"Shultes": REŻYSER O FILMIE
"Film nie jest szaszłykiem, który można zjeść, po czym odpocząć. Trzeba się nad nim zastanowić. A jeśli kto nie zrozumie - obejrzeć jeszcze raz".Bakur Bakuradze
"Pomysł na scenariusz zrodził się, gdy uświadomiłem sobie, że człowiek jest pełnowartościowy dopóty, dopóki ma powiązanie z przeszłością, która zapewnia mu ścieżkę do przyszłości. Problem pogorszenia lub utraty pamięci jest problemem nie do rozwiązania. To niszczy człowieka. Dzieje się to potajemnie, jak kradzież, i świadomość tego nadchodzi znienacka, zaskakując jak rozcięta torebka lub puste miejsce po skradzionym samochodzie.

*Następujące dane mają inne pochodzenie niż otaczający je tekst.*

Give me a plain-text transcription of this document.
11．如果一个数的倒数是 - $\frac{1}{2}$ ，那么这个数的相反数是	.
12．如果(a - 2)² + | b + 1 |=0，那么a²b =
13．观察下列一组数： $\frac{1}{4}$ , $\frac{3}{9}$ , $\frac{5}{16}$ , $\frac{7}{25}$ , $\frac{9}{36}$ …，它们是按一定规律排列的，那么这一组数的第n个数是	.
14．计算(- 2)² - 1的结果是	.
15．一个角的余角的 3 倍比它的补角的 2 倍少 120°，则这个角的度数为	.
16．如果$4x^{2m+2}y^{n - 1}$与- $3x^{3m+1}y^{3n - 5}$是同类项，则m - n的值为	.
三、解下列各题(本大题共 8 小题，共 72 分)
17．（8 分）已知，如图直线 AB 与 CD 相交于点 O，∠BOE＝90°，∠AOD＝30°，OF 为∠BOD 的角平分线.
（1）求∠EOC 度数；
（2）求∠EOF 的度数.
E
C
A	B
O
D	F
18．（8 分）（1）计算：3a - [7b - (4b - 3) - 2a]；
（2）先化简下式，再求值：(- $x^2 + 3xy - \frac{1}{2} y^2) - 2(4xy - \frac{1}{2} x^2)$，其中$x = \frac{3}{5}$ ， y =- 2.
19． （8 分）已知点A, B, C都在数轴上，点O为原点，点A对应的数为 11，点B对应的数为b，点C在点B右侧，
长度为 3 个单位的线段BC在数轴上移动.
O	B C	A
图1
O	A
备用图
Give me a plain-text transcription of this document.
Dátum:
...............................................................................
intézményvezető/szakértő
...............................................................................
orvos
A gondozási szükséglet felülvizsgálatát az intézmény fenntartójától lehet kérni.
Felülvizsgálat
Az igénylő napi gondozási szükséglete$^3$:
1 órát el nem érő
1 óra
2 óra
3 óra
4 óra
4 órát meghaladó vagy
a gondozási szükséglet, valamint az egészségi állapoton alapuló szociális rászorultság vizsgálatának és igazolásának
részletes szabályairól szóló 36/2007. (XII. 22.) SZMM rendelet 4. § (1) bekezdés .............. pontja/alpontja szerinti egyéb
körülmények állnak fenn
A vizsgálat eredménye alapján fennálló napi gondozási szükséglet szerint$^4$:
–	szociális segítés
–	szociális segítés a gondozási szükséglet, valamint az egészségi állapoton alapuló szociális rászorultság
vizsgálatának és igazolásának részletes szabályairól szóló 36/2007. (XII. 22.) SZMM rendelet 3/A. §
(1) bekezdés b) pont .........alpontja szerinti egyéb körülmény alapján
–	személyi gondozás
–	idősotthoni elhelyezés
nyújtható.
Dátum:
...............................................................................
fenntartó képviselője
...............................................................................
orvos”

Razem ze stratą pamięci tracimy kontakt ze światem. Nagle okazuje się, że nie ma, z czego czerpać siły ani w przeszłości ani w przyszłości. Jedynym wyjściem pozostaje czerpać od innych ludzi, którzy mają w kieszeni coś związanego z przeszłością i przyszłością. Poprzez kradzież rzeczy, jako kawałków cudzych losów, bohater filmu wypełnia brak losu własnego.
Jest to film o człowieku, który stoi za naszymi plecami w kolejce w metrze, siedzi naprzeciwko w autobusie, lub nawet mieszka na naszej klatce. Nic nie wiemy o nim, ani o tym, co kryje w środku. On też tego nie wie, albo nie chce wiedzieć, albo próbuje zapomnieć. Jest podobny do skrzynki z zakodowanym zamkiem. Film pokazuje, jak wiele nie zauważamy, bo mamy dobrą tarczę ochronną - mieszkamy w wielkim mieście.
Szukałem ludzi, którzy mogliby zagrać określone postaci. Większość osób, które wybrałem nie była zawodowymi aktorami. Moje kino nie jest aktorskie. Nawet gorzej mi się pracuje z zawodowymi aktorami. Aktorów bardzo trudno jest "oczyścić" z gry. Jeśli poprosiłbym mistrza w pływaniu aby płynął jak zwykły człowiek, będzie mu trudno to zrobić, bo będzie pływać tak dobrze jak umie. Tak samo jest z aktorami. Nie interesuje mnie jak pływa zawodowy artysta, chcę widzieć jak pływa zwykły człowiek, jak on tapla się w wodzie.
Opis współczesnej rzeczywistości - to opis zamieszkujących ją ludzi. Dlatego w realizacji takiego projektu bardziej uczciwym i słusznym było zaangażowanie zwykłych ludzi, wnoszących w film autentyczne odczucie rzeczywistości".